No fans have been allowed inside the Mullins Center for games this year. Burnham said that while he has been able to watch and call the action in person for home games, protocols across the board have presented more than their fair share of difficulties.

“Everything is harder,” he began. “Everything you do is now five and ten times harder than it was before. We’re not unique in that situation but it takes a job that is already difficult at times and makes it that much more difficult to deal with.”

Some of those difficulties have come when the basketball teams have taken to the road. Burnham called the men’s basketball team’s victory over La Salle in Philadelphia earlier this season off a TV monitor from the comfy confines of broadcasting partner Adam Frenier’s basement.

“My job is to tell the story of a game through the UMass lens. It’s definitely not the easiest thing to do in a basement through a TV screen,” Burnham said with a laugh.
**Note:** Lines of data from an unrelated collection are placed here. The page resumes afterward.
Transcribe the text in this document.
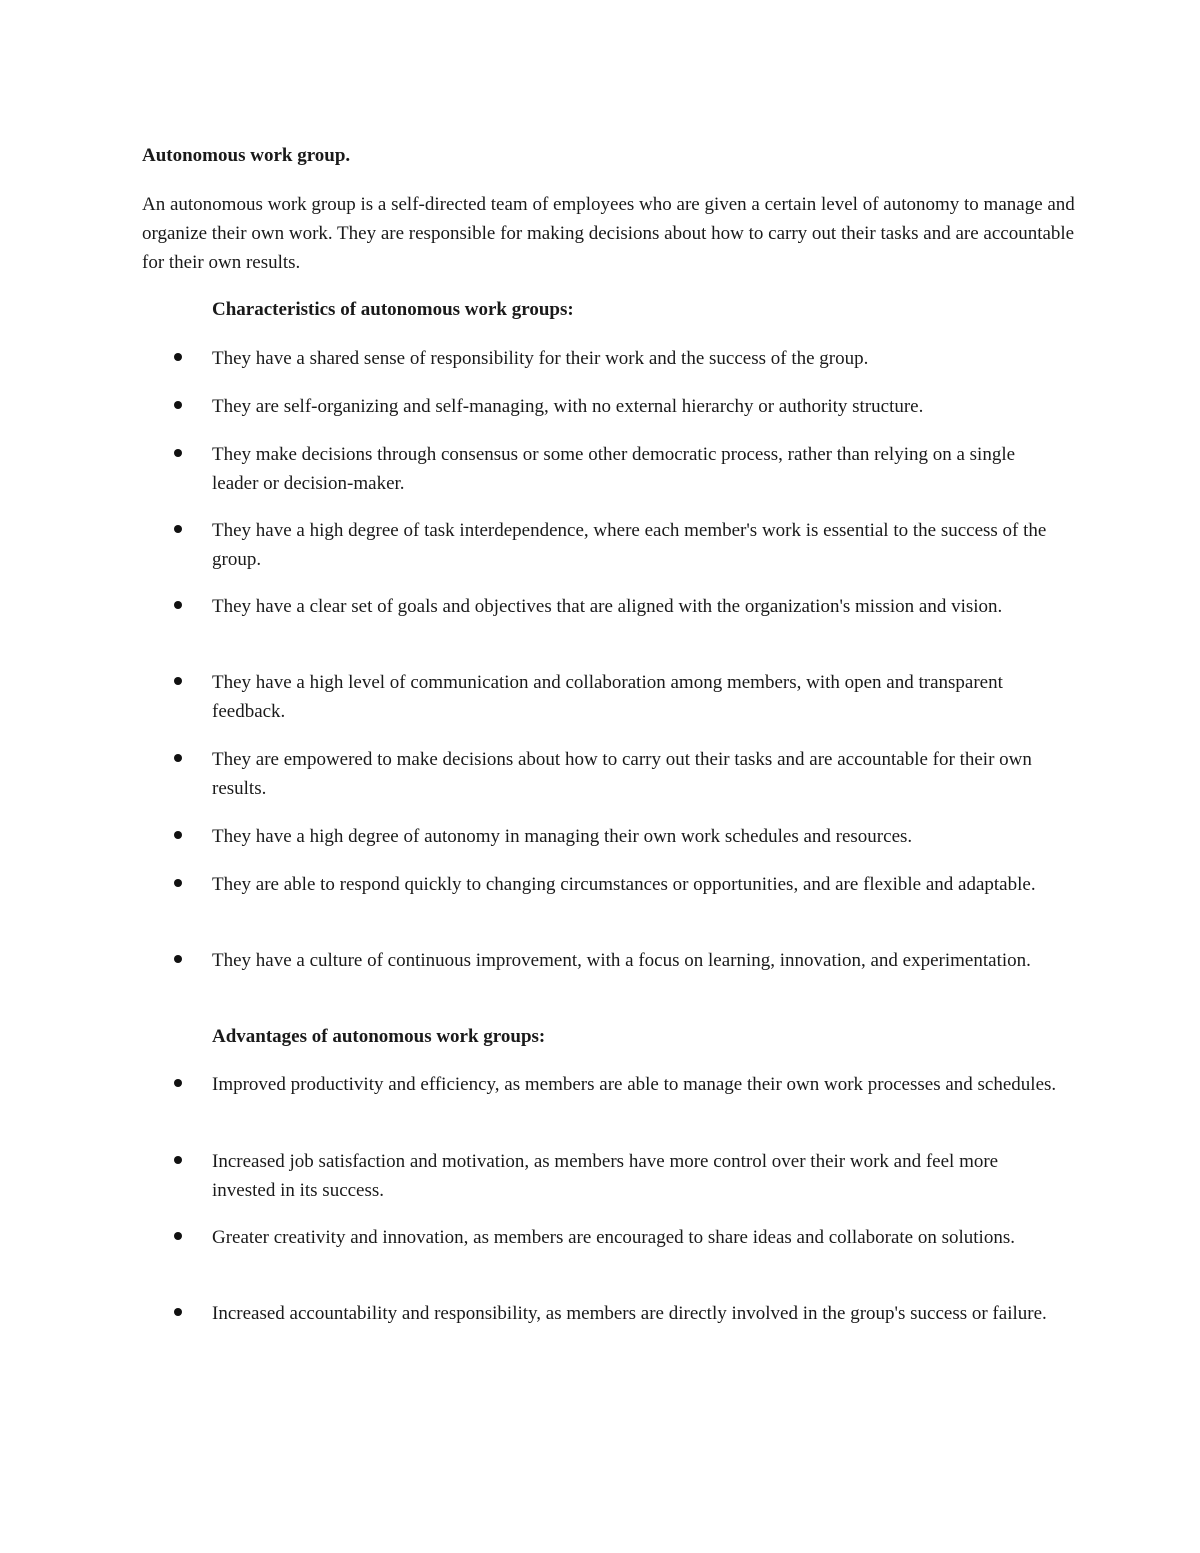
Autonomous work group.

An autonomous work group is a self-directed team of employees who are given a certain level of autonomy to manage and organize their own work. They are responsible for making decisions about how to carry out their tasks and are accountable for their own results.

Characteristics of autonomous work groups:
They have a shared sense of responsibility for their work and the success of the group.
They are self-organizing and self-managing, with no external hierarchy or authority structure.
They make decisions through consensus or some other democratic process, rather than relying on a single leader or decision-maker.
They have a high degree of task interdependence, where each member's work is essential to the success of the group.
They have a clear set of goals and objectives that are aligned with the organization's mission and vision.
They have a high level of communication and collaboration among members, with open and transparent feedback.
They are empowered to make decisions about how to carry out their tasks and are accountable for their own results.
They have a high degree of autonomy in managing their own work schedules and resources.
They are able to respond quickly to changing circumstances or opportunities, and are flexible and adaptable.
They have a culture of continuous improvement, with a focus on learning, innovation, and experimentation.
Advantages of autonomous work groups:
Improved productivity and efficiency, as members are able to manage their own work processes and schedules.
Increased job satisfaction and motivation, as members have more control over their work and feel more invested in its success.
Greater creativity and innovation, as members are encouraged to share ideas and collaborate on solutions.
Increased accountability and responsibility, as members are directly involved in the group's success or failure.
A lack of fans inside arenas has also changed Burnham’s approach to broadcasting, at least in some ways. Without crowd noise partially drowning him out on the call of a game, he said he is hyper aware of all the noise that now isn’t being generated around him. That presents problems when it’s particularly quiet during certain moments like free throw attempts.

“I do kind of feel like it’s a golf round and I’m giving the Jim Nantz whisper at times,” he offered. “There’s also another component where if you look at some of the best calls, it’s not the announcer that makes it but the crowd atmosphere. A great broadcaster will let that moment breathe. Feeling the rush of the game, to not have that live in-person piece is something that’s kind of a struggle.”

Burnham has been able to travel some with the teams for road games, and he said he’s COVID tested three times a week through the school. He’s excited about the prospect of UMass playing in the Atlantic-10 Tournament next month, as both the men’s and women’s events are slated to be contested in Richmond, Va. — a place he knows well due to past broadcasting gigs with VCU and the Richmond Flying Squirrels, Double-A affiliate of the San Francisco Giants.

The hope is that UMass can return to action in all sports next week. The men’s team has its next scheduled game set for Feb. 24 against Saint Joseph’s, while the women’s team is slated to return Feb. 26 against VCU. While it’s been a difficult two-week stint for the entire university, Burnham said the mere fact that his department has been in the crosshairs of planning and broadcasting sporting events at the school for four months now makes him appreciative.

“Myself and the people in our department are just happy to have jobs, I think,” he explained. “We’re fortunate to be in this position where we did take some furloughs, but we’ve overcome some hurdles and we’re employed. Yes, it’s hard work trying to get all this done and stay on top of everything, but just being in this spot at this point in time, that has been a blessing.”